9  Machine Learning

Bij Machine Learning (ML), in het Nederlands ook wel statistisch leren of machinaal leren genoemd, draait alles om voorspellen. Het is een concept waarbij een programma (dit is de machine) kan “leren” van voorbeelden om patronen in gegevens te ontdekken. Je voorspelt een uitkomst op basis van een of meer kenmerken. Enkele voorbeelden.

Bij de ML technieken wordt gekeken naar gelijkenis. In het voorbeeld van de energieleverancier kijk je naar andere klanten uit het verleden en selecteert degenen die qua kenmerken het meest op de huidige klant lijken. Zijn de meeste daarvan overgestapt dan is de voorspelling dat de huidige klant ook overstapt. Bedenk wel dat het een voorspelling is.

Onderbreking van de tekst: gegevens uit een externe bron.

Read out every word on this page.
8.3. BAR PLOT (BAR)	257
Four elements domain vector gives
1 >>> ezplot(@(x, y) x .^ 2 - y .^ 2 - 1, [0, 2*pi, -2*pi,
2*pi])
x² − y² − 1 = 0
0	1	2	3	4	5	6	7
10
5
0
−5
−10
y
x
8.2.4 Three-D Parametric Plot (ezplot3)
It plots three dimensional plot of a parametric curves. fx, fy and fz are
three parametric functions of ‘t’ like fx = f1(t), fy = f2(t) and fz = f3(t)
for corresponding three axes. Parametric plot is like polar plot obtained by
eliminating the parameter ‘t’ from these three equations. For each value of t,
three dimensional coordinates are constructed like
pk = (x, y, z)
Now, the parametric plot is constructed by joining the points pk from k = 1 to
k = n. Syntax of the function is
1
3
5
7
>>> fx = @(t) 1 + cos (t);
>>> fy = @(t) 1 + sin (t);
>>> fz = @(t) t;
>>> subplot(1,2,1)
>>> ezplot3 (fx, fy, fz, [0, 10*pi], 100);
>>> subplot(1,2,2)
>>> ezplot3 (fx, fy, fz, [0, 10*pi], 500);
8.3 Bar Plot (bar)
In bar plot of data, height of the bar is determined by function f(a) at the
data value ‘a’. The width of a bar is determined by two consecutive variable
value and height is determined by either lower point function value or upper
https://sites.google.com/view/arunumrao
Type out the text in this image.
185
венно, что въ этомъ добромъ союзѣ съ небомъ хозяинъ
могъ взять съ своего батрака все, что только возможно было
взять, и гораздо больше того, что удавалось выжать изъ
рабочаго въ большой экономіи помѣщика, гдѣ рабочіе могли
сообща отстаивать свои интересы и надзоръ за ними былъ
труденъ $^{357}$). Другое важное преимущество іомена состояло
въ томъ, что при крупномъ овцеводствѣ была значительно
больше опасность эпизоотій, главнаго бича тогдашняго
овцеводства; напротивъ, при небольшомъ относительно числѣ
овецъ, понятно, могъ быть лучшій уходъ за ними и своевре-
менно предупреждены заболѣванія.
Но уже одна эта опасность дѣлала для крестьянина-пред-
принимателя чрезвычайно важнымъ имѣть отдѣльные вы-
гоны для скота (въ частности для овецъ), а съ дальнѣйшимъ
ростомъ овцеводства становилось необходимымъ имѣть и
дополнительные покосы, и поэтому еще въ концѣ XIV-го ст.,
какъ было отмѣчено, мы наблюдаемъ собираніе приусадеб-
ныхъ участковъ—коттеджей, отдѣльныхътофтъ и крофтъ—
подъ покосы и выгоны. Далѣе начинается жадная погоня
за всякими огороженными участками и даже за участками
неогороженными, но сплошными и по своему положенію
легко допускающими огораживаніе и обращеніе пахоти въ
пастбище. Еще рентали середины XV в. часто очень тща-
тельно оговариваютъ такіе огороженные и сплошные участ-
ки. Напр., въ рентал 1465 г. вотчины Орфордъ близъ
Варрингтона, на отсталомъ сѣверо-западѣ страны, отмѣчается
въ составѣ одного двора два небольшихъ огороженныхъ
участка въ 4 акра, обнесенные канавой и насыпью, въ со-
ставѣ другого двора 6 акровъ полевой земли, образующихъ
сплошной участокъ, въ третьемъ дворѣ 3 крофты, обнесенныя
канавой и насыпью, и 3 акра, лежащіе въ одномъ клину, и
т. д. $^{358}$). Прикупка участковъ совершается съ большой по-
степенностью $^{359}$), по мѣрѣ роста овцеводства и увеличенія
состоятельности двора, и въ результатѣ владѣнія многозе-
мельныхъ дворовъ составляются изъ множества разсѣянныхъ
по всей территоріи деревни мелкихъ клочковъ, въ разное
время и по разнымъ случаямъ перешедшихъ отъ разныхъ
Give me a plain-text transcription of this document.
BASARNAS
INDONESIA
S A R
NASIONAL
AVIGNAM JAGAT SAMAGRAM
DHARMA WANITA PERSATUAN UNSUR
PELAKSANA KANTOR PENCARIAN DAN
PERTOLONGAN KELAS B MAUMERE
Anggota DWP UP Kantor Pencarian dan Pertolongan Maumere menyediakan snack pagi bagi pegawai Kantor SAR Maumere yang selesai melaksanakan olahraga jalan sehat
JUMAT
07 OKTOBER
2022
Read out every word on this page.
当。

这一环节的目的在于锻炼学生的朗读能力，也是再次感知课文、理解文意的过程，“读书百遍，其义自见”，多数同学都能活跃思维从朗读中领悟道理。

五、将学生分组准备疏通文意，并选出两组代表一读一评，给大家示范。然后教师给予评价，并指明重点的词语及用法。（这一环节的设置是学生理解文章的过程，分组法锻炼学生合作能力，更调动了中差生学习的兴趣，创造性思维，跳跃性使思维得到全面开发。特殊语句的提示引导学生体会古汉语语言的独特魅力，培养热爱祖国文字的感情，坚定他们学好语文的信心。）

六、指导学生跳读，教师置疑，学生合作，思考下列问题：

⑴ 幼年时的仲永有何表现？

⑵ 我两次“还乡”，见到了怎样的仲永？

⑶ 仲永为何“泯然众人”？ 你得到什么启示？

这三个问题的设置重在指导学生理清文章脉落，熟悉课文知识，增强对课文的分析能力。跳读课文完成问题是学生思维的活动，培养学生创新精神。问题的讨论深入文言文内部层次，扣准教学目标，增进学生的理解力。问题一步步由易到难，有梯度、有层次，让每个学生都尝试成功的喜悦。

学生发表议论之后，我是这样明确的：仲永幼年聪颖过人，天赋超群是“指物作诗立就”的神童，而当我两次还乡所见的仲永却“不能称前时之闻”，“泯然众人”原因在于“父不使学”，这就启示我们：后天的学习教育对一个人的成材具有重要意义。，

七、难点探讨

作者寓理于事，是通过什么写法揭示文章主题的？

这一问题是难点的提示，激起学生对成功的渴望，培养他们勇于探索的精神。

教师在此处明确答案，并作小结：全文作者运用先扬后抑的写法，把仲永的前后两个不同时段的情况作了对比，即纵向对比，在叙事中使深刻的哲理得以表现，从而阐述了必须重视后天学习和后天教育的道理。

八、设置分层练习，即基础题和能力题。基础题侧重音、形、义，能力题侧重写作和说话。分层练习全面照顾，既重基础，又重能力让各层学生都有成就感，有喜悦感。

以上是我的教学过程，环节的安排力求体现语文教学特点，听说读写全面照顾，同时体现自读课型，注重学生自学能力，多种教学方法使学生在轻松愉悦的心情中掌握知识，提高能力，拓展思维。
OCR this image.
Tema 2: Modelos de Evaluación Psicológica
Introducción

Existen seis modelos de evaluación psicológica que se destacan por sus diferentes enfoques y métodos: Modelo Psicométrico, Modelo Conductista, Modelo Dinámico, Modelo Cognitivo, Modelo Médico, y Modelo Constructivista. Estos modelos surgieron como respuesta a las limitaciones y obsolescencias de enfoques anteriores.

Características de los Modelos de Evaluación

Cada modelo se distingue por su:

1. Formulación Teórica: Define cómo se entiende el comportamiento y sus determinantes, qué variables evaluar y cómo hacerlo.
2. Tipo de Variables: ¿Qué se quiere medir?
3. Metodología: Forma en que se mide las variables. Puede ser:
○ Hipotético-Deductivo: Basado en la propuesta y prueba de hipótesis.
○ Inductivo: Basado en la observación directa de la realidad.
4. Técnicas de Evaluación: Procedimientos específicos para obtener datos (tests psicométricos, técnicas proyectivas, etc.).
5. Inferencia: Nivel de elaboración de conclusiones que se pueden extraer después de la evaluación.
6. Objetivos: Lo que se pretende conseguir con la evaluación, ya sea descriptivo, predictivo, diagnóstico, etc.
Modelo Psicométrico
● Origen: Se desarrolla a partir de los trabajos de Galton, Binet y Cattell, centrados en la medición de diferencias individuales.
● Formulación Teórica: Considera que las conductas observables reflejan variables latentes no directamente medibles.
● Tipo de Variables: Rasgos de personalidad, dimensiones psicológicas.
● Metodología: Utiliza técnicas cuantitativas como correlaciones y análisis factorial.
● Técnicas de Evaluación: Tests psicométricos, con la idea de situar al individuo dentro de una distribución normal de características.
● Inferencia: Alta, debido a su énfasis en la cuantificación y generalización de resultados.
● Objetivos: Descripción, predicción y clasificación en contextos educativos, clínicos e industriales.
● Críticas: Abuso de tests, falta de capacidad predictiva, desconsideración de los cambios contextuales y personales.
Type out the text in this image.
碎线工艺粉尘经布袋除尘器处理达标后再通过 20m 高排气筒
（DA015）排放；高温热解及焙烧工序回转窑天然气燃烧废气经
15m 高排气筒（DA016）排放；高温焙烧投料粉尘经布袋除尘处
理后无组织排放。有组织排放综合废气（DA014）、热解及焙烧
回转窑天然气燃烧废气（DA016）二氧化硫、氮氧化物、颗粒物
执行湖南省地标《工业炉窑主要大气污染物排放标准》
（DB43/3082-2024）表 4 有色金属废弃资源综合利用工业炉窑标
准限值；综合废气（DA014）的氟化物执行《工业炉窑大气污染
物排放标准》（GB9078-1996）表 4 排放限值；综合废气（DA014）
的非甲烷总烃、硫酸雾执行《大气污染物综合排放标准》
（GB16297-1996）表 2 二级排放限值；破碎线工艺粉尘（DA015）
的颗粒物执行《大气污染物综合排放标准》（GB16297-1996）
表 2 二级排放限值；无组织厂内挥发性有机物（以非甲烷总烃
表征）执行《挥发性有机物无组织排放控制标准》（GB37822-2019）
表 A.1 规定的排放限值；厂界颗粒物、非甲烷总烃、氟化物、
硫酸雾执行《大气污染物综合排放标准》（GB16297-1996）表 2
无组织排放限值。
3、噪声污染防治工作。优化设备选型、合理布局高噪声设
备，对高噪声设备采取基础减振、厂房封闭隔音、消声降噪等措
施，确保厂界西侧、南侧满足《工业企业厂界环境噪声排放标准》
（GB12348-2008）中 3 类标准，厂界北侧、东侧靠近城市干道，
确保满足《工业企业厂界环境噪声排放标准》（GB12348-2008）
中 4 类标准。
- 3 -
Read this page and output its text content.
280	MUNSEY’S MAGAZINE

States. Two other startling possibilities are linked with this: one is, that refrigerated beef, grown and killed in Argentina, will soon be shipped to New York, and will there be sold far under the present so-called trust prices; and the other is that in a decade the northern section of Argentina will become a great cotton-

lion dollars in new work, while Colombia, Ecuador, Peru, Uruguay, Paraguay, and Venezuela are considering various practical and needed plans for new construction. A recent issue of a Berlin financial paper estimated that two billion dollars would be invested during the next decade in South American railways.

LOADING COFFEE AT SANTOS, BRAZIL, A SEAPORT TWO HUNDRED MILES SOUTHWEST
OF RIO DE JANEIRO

In de gegevensverzameling heb je een doelvariabele (afhankelijke variabele, uitkomstvariabele, respons) waarvan de waarde moet worden voorspeld op basis van de waarden van andere variabelen (onfhankelijke variabelen, voorspelvariabelen).

Er zijn twee soorten ML algoritmen: supervised (begeleid, gecontroleerd) en unsupervised (onbegeleid, ongecontroleerd). Bij een supervised methode heb je een trainingsdataset nodig om het algoritme te “trainen” tot je over de resultaten tevreden bent.

In de trainingsdataset weet je wat de waarde van de doelvariabele is, deze is bekend. Het ML algoritme kan uit de waarden van de onafhankelijke variabelen een waarde voor de doelvariabele berekenen. Door het instellen van de parameters van het algoritme probeer je een optimale situatie te bereiken waarbij de berekende waarden van de doelvariabele zo goed mogelijk bij de bekende waarden passen. Dit is dus het trainen. Dit trainen wordt ook wel modelleren genoemd en de optimale situatie het model.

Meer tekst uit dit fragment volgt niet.